The ones who did find Daisy, described by everyone as being adorable, were actually given a $200 reward because they got so scratched by brush rescuing her.

Joan Heezen of North Hudson said that a few days before, she saw a big sign asking for help in Glen Oaks Park, about two blocks from the dog’s home on Fourth Street, and decided to do whatever she could.

“The sign was hanging on a big tree, and about the time I saw it, the family pulled up (in a car) and started talking to me,” Heezen said.

“I put flyers up everywhere, at least 75 of them,” Shelly Johnstone said.

The sites included the North Hudson Police Department, and its officers were very helpful and even kept an eye out for Daisy as they patrolled.
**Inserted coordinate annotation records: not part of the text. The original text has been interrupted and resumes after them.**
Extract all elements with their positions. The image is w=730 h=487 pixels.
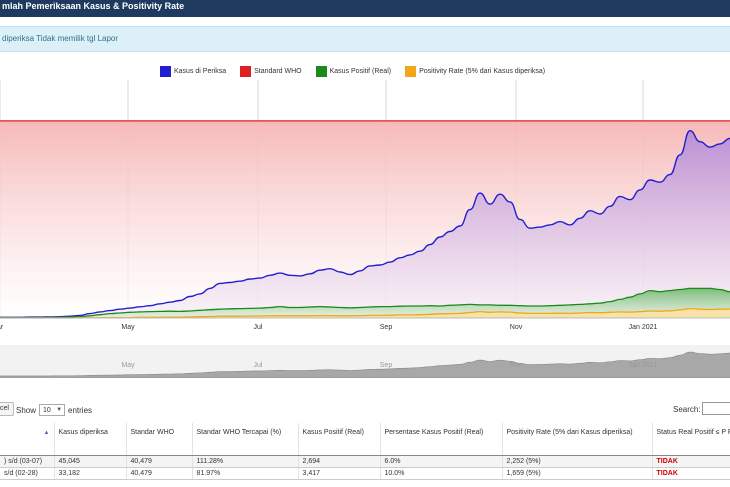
legend-swatch	[160, 66, 171, 77]
legend-item-kasus[interactable]: Kasus di Periksa	[160, 66, 226, 77]
page-title: mlah Pemeriksaan Kasus & Positivity Rate	[2, 1, 185, 11]
column-header[interactable]: Standar WHO Tercapai (%)	[192, 423, 299, 456]
info-notice-text: diperiksa Tidak memilik tgl Lapor	[2, 34, 119, 43]
table-row[interactable]: ) s/d (03-07) 45,045 40,479 111.28% 2,69…	[0, 455, 730, 468]
search-label: Search:	[673, 405, 701, 414]
status-cell: TIDAK	[652, 455, 730, 468]
entries-value: 10	[43, 407, 51, 414]
legend-label: Positivity Rate (5% dari Kasus diperiksa…	[419, 68, 546, 75]
column-header[interactable]: Persentase Kasus Positif (Real)	[380, 423, 503, 456]
table-cell: 2,252 (5%)	[502, 455, 653, 468]
chevron-down-icon: ▼	[56, 407, 63, 413]
sort-icon: ▲	[43, 430, 50, 436]
table-cell: 2,694	[298, 455, 381, 468]
column-header[interactable]: Status Real Positif ≤ P Rate	[652, 423, 730, 456]
x-tick-label: Sep	[380, 324, 393, 331]
table-cell: 10.0%	[380, 467, 503, 480]
table-cell: 3,417	[298, 467, 381, 480]
positivity-area	[0, 308, 730, 318]
navigator-area	[0, 351, 730, 378]
x-tick-label: Jan 2021	[629, 324, 658, 331]
column-header[interactable]: ▲	[0, 423, 55, 456]
status-cell: TIDAK	[652, 467, 730, 480]
info-notice: diperiksa Tidak memilik tgl Lapor	[0, 26, 730, 52]
legend-label: Kasus di Periksa	[174, 68, 227, 75]
legend-item-positivity[interactable]: Positivity Rate (5% dari Kasus diperiksa…	[405, 66, 545, 77]
x-tick-label: Jul	[254, 324, 263, 331]
table-cell: 1,659 (5%)	[502, 467, 653, 480]
column-header[interactable]: Standar WHO	[126, 423, 193, 456]
table-cell: 111.28%	[192, 455, 299, 468]
data-table: ▲ Kasus diperiksa Standar WHO Standar WH…	[0, 423, 730, 480]
navigator-tick-label: Nov	[510, 362, 523, 369]
navigator-tick-label: Sep	[380, 362, 393, 369]
legend-swatch	[405, 66, 417, 77]
navigator-tick-label: May	[121, 362, 135, 369]
entries-label: entries	[68, 405, 93, 415]
kasus-area	[0, 130, 730, 318]
navigator-ticks: May Jul Sep Nov Jan 2021	[121, 362, 657, 369]
positif-line	[0, 287, 730, 319]
x-tick-label: ar	[0, 324, 4, 331]
table-cell: 33,182	[54, 467, 127, 480]
legend-label: Standard WHO	[254, 68, 302, 75]
navigator-tick-label: Jan 2021	[629, 362, 658, 369]
legend-item-who[interactable]: Standard WHO	[240, 66, 302, 77]
table-cell: ) s/d (03-07)	[0, 455, 55, 468]
table-cell: 45,045	[54, 455, 127, 468]
page-length-control: Show 10 ▼ entries	[16, 404, 92, 416]
legend-label: Kasus Positif (Real)	[329, 68, 392, 75]
positif-area	[0, 288, 730, 318]
export-excel-button[interactable]: cel	[0, 402, 14, 416]
column-header[interactable]: Positivity Rate (5% dari Kasus diperiksa…	[502, 423, 653, 456]
table-cell: 40,479	[126, 455, 193, 468]
table-header-row: ▲ Kasus diperiksa Standar WHO Standar WH…	[0, 423, 730, 456]
legend-swatch	[240, 66, 252, 77]
kasus-line	[0, 129, 730, 318]
navigator-series	[0, 351, 730, 378]
column-header[interactable]: Kasus diperiksa	[54, 423, 127, 456]
x-tick-label: May	[121, 324, 135, 331]
chart-legend: Kasus di Periksa Standard WHO Kasus Posi…	[160, 66, 545, 77]
entries-select[interactable]: 10 ▼	[39, 404, 66, 416]
line-chart: ar May Jul Sep Nov Jan 2021	[0, 80, 730, 331]
legend-swatch	[315, 66, 327, 77]
search-input[interactable]	[702, 402, 730, 415]
column-header[interactable]: Kasus Positif (Real)	[298, 423, 381, 456]
x-tick-label: Nov	[510, 324, 523, 331]
title-bar: mlah Pemeriksaan Kasus & Positivity Rate	[0, 0, 730, 17]
show-label: Show	[16, 405, 37, 415]
table-cell: 6.0%	[380, 455, 503, 468]
range-navigator[interactable]: May Jul Sep Nov Jan 2021	[0, 345, 730, 378]
table-row[interactable]: s/d (02-28) 33,182 40,479 81.97% 3,417 1…	[0, 467, 730, 480]
table-controls: cel Show 10 ▼ entries Search:	[0, 400, 730, 420]
table-cell: s/d (02-28)	[0, 467, 55, 480]
table-cell: 40,479	[126, 467, 193, 480]
legend-item-positif[interactable]: Kasus Positif (Real)	[315, 66, 392, 77]
navigator-tick-label: Jul	[254, 362, 263, 369]
table-cell: 81.97%	[192, 467, 299, 480]
x-axis-ticks: ar May Jul Sep Nov Jan 2021	[0, 317, 730, 331]
area-fills	[0, 120, 730, 318]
The family didn’t know it right away, but a friend even put an advertisement in local newspapers on their behalf.

The people who found Daisy saw her running in and out of the occasionally heavy traffic on Wisconsin Highway 35/64 — she was having difficulty choosing a lane — and quickly parked their vehicle to try to help, he said.

Two of them ended up chasing the scared dog for about 20 minutes through a mile of thick woods. One gave up halfway through the quest, and the other obtained small cuts across his stomach from the brush, Shelly Johnstone said. “They thought about keeping her, but they live in an apartment, so that wasn’t something they could do,” she added.

The Houlton family hadn’t seen the flyers and found the Johnstone’s address with the help of the St. Croix County Sheriff’s Department, which had become accustomed to the signs spread for blocks around Daisy’s neighborhood, Shelly Johnstone said.

“This is a miracle,” she added. “I can’t thank them enough. After two weeks, I had pretty much given up on the idea of ever seeing her again.”

But as of the next day, Daisy the dog was no longer on the lam.

Just north of the dog’s renewed home are woods, and after that it traipsed through large wooded lots and a few farm fields — some of them areas well populated with coyotes, occasionally bears and other potentially dangerous creatures. Considering the limited ability of a dog that small to hunt, volunteer searchers marveled at how it could go so long without much food — or more importantly water.

The dog did accumulate a large number of ticks — those who found her removed 30 right away — and there were many tick ites on her head and shoulders. Daisy is in the process of taking a month’s worth of antibiotics to ward off five possible diseases that ticks can transmit.

A North Hudson veteranarian, Dr. Eric Hawksford, did X-rays and blood work and found that Daisy did contract one of those, for which she is still being treated, as well as having anemia.

Daisy was taken to the Hudson Pet Hospital by her owners and on a first visit seemed to be quite well, but three days later was having trouble breathing and fatigue, Hawksford said. Since then she’s improved and is expected to make a full recovery.

“Daisy is doing pretty doggone good considering what happened to her,” Hawksford said.

“She’s gained a lot of weight and is doing well. She was so skinny,” Shelly Johnstone said, adding that Daisy is still on steroid medications and should be able to go off of them later in the month.

“Hopefully, fingers crossed,” she said.

Then in turn, Daisy will drop some of that added weight and get back to normal, Shelly Johnstone added.

Now back home, Daisy’s life is still prone to occasional drama. She and another female Chihuahua are living upstairs, to avoid encounters with a larger male dog being kept mostly tethered on the front porch, she said. The white dog with black spots belongs to some relatives who are temporarily staying with the Johnstones.

“They are big dogs trapped in little dogs’ bodies,” Edwin Johnstone said of Daisy and her more dominant twin, Dixie, who alternately bark up a storm, then scurry under the couch when company arrives.